Grains are rich sources of complex carbohydrates (that supply glucose, the main fuel needed by the brain and body for energy) and contain some plant protein as well. They’re also good sources of vitamins and minerals such as folate, thiamin, niacin, iron, and magnesium.
Whole grains are foods that include all the essential part of the entire grain seed or kernel (including the nutrients and other components found in those parts). A whole grain includes three key components: the bran (outer layer), the germ (innermost part), and the endosperm (middle layer).
Some commonly consumed whole grain foods include whole wheat bread, oatmeal, whole wheat pasta, brown rice, whole wheat crackers, and popcorn. Whole grains are often good sources of dietary fiber (even though amounts vary from about ½ gram to 4 grams per serving). They also contain the B vitamins folate, thiamin, riboflavin, and niacin, as well as the minerals iron, magnesium, and selenium.
Refined grains are made when whole grains are milled into four to make breads, pasta, cereals, and other foods. Unfortunately, milling removes two key components of whole grains – the bran and germ. That means the end product does not have many healthful nutrients such as fiber, vitamins, minerals, and phytochemicals that are specifically found in those parts of the whole grain. Only the endosperm, which contains some protein, vitamins, and minerals, is unaffected by milling and is intact on the final product produced.
Fortunately, many refined grains are enriched with several B vitamins and iron. Despite this, refined grains are usually not as nutritious as whole grains because they are missing other nutrients, especially minerals, phytochemicals, and fiber.
Refined grains often have less fiber and are digested and absorbed more quickly than whole grains and therefore tend to be less filling. Many refined grains also have a high glycemic index (GI). Research suggests that people who consume too many high-GI foods have more than double the risk for developing diabetes compared with those who consume fewer high-GI foods. High-GI foods enter the bloodstream quickly, which raises blood sugar levels. That then triggers the pancreas to release the hormone insulin into the bloodstream, which lowers blood sugar to more normal levels. Too many, or large portions of, high-GI foods can overwork the pancreas, which keeps releasing more and more insulin. To much insulin in the blood can contribute to high blood cholesterol, high blood triglycerides, low HDL or (“good” cholesterol), and increased blood clotting.
A recent study also found people who consumed a lot of refined carbohydrates (refined grains as well as added sugars) doubled their risk for heart disease.
Many of the starchy, baked, snack-type grains we commonly consume are made primarily or solely of refined grains. Some common refined grains include white breads; rolls; flour tortillas; white rice; pasta; crackers; and snack foods such as pretzels, potato chips, cakes and cookies.
A cone-ounce equivalent serving of grains equals approximately:
• 1 cup read-to-eat cereal flakes or puffs
• ½ to ¼ cup ready-to-eat cereal nuggets
• ½ cup cooked cereal
• 1 ounce dry or ½ cup cooked pasta or rice
• 1 slice of bread
• 1 ounce of crackers
The bran is the protective multilayered outermost component of a whole-grain seed or kernel. It contains antioxidants; B vitamins; the minerals iron, zinc, copper, and magnesium; fiber; and phytochemicals.
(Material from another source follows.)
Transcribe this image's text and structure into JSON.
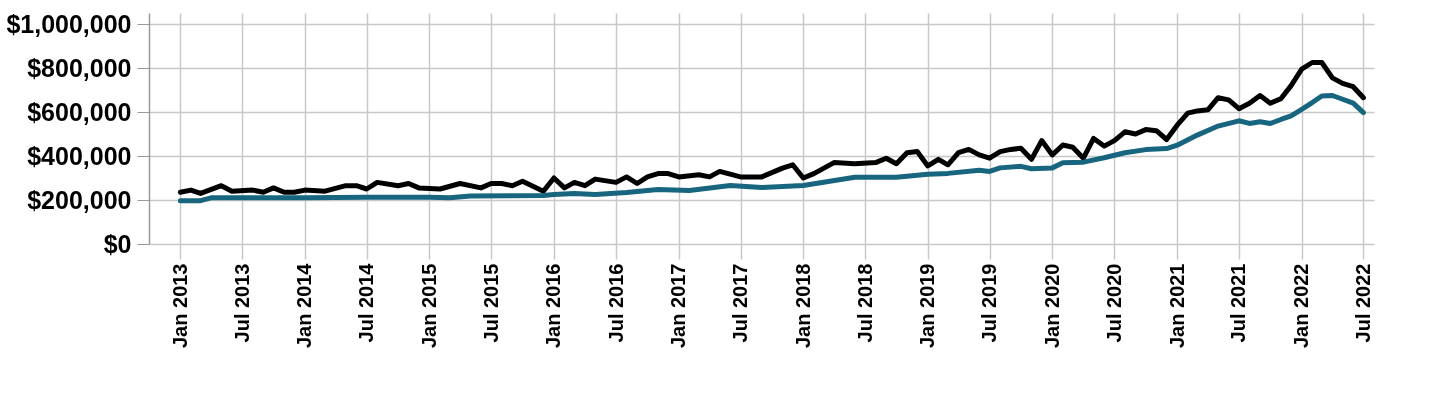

The endosperm is the largest part of the whole grain seed or kernel. It contains carbohydrates (specifically starches), protein, and small amounts of vitamins and minerals.
Enriched grains contain many of the nutrients lost during processing. The B vitamins thiamin, riboflavin, and niacin and the mineral iron are added back after whole grains are milled to produce refined flour.
Glycemic index (GI) measures how much a food or beverage raises blood sugar or blood glucose levels. Foods or beverages that have high GI values raise blood sugar more rapidly (and higher) than those with lower GI values.